Quando está ao serviço do Papa, sublinha o Maestro Testolin, o compositor flamengo compõe “algumas das suas obras mais importantes: entre todas as Missas L’homme armé super voces musicales, talvez a sua primeira Missa totalmente humanística” e que, para o diretor de Vicenza, “dará vida também ao novo Josquin porque, durante os anos romanos, ele se transformará radicalmente e irá crescer de forma notável”, pois, “em poucos anos, tornar-se-á o principal compositor europeu”.

Na escolha das peças a interpretar no concerto comemorativo, o maestro e os seus colaboradores do conjunto “De labyrinto” optaram por quatro motetos “que descrevessem o percurso de Josquin, mas sobretudo com uma ligação direta com Roma”.

De facto, depois do “Praeter rerum seriem”, um moteto a seis vozes escrito nos últimos anos da sua vida em Condé, foram incluídos no programa “Illibata Dei virgo nutrix”, composto em Roma, no qual Josquin coloca a sua assinatura, pondo o seu nome como acróstico nos versos da primeira parte.
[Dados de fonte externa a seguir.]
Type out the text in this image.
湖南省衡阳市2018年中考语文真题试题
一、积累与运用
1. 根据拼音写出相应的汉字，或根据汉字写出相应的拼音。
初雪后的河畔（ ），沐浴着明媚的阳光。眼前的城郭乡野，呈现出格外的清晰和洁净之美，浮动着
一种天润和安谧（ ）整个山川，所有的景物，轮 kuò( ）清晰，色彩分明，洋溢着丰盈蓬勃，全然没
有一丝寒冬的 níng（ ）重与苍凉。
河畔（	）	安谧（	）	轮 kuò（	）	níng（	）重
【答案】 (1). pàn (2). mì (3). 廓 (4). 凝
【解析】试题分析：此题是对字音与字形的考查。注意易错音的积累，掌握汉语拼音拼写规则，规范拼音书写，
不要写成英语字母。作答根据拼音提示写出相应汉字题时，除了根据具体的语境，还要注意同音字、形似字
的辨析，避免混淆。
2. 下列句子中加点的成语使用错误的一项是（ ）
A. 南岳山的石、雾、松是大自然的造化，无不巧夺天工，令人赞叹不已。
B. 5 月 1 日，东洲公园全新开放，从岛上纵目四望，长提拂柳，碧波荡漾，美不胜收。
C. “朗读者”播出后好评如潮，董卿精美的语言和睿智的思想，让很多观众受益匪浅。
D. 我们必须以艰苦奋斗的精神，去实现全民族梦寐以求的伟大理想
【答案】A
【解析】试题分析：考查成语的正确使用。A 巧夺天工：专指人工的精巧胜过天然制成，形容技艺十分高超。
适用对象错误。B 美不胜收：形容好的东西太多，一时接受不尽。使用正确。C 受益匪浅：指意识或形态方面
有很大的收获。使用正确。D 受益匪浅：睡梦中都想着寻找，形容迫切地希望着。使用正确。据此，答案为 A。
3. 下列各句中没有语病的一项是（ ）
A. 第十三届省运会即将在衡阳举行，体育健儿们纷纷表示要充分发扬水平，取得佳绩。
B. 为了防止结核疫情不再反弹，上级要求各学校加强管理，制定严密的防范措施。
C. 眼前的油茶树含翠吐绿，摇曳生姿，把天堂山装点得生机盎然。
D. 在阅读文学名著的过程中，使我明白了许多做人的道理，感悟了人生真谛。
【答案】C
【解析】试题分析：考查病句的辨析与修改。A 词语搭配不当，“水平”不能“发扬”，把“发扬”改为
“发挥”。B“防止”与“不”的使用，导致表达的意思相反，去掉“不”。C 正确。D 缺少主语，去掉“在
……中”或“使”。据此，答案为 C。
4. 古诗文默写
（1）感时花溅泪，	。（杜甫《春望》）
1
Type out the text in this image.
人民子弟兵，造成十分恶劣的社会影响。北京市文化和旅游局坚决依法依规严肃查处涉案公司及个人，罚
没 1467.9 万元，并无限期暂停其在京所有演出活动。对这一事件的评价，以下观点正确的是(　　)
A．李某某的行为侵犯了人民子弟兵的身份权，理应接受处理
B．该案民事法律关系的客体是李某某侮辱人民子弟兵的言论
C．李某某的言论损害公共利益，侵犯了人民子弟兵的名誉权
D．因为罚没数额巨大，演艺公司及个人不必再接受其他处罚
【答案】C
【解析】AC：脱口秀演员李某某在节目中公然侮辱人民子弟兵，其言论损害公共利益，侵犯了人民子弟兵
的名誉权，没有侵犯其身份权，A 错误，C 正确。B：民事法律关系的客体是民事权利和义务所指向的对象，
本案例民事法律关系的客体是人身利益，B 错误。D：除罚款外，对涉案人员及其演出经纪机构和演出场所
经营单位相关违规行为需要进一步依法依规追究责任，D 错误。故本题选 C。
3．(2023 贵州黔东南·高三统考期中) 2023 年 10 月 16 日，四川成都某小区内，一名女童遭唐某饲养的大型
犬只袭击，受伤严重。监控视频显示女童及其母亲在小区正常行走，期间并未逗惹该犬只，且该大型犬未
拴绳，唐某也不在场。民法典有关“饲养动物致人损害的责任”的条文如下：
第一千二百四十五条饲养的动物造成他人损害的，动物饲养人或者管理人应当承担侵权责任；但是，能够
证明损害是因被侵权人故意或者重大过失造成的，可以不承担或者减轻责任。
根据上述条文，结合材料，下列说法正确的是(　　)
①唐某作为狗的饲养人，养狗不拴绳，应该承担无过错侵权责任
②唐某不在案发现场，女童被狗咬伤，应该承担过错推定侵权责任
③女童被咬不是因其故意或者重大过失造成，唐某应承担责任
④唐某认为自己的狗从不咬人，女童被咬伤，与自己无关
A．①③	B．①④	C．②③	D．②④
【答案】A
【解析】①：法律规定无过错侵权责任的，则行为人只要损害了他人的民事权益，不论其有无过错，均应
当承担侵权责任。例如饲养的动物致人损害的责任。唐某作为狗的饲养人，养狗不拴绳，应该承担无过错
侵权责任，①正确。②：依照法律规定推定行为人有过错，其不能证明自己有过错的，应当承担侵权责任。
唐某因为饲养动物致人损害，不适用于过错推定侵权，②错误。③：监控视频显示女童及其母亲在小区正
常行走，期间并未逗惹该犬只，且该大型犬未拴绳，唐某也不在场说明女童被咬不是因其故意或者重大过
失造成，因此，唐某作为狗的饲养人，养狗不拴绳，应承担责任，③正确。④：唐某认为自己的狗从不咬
Assim, depois do “Gloria” da “Missa Gaudeamus”, “Missa de extraordinária beleza escrita em Roma, foram escolhidos dois motetos que têm uma referência precisa à Capela Sistina. Um é o Factum est autem?, que descreve a cena do Batismo de Cristo tirada do Evangelho de Lucas: na Sistina é ilustrado pelo afresco de Perugino. E, depois, o longo moteto, Liber generationis Jesu Cristi’, cujo texto é retirado da genealogia de Cristo com a qual Mateus abre o seu Evangelho”. São os nomes dos antepassados ​​e familiares de Cristo, de Abraão a José, “que Josquin musicou e que Michelangelo, alguns anos depois, pintou na sua série de afrescos na Capela Sistina.

***

Enfim, um músico inovador e precursor, que muita gente não conhece. Foi um inovador que abriu o caminho para o madrigal; é o compositor-cantor da polifonia e do contraponto; entre 1489 e 1495, esteve no Colégio dos Capelães Cantores do Papa; tornou-se o principal compositor da Europa ao tempo; e terá deixado a sua assinatura em graffiti na Capela Sistina.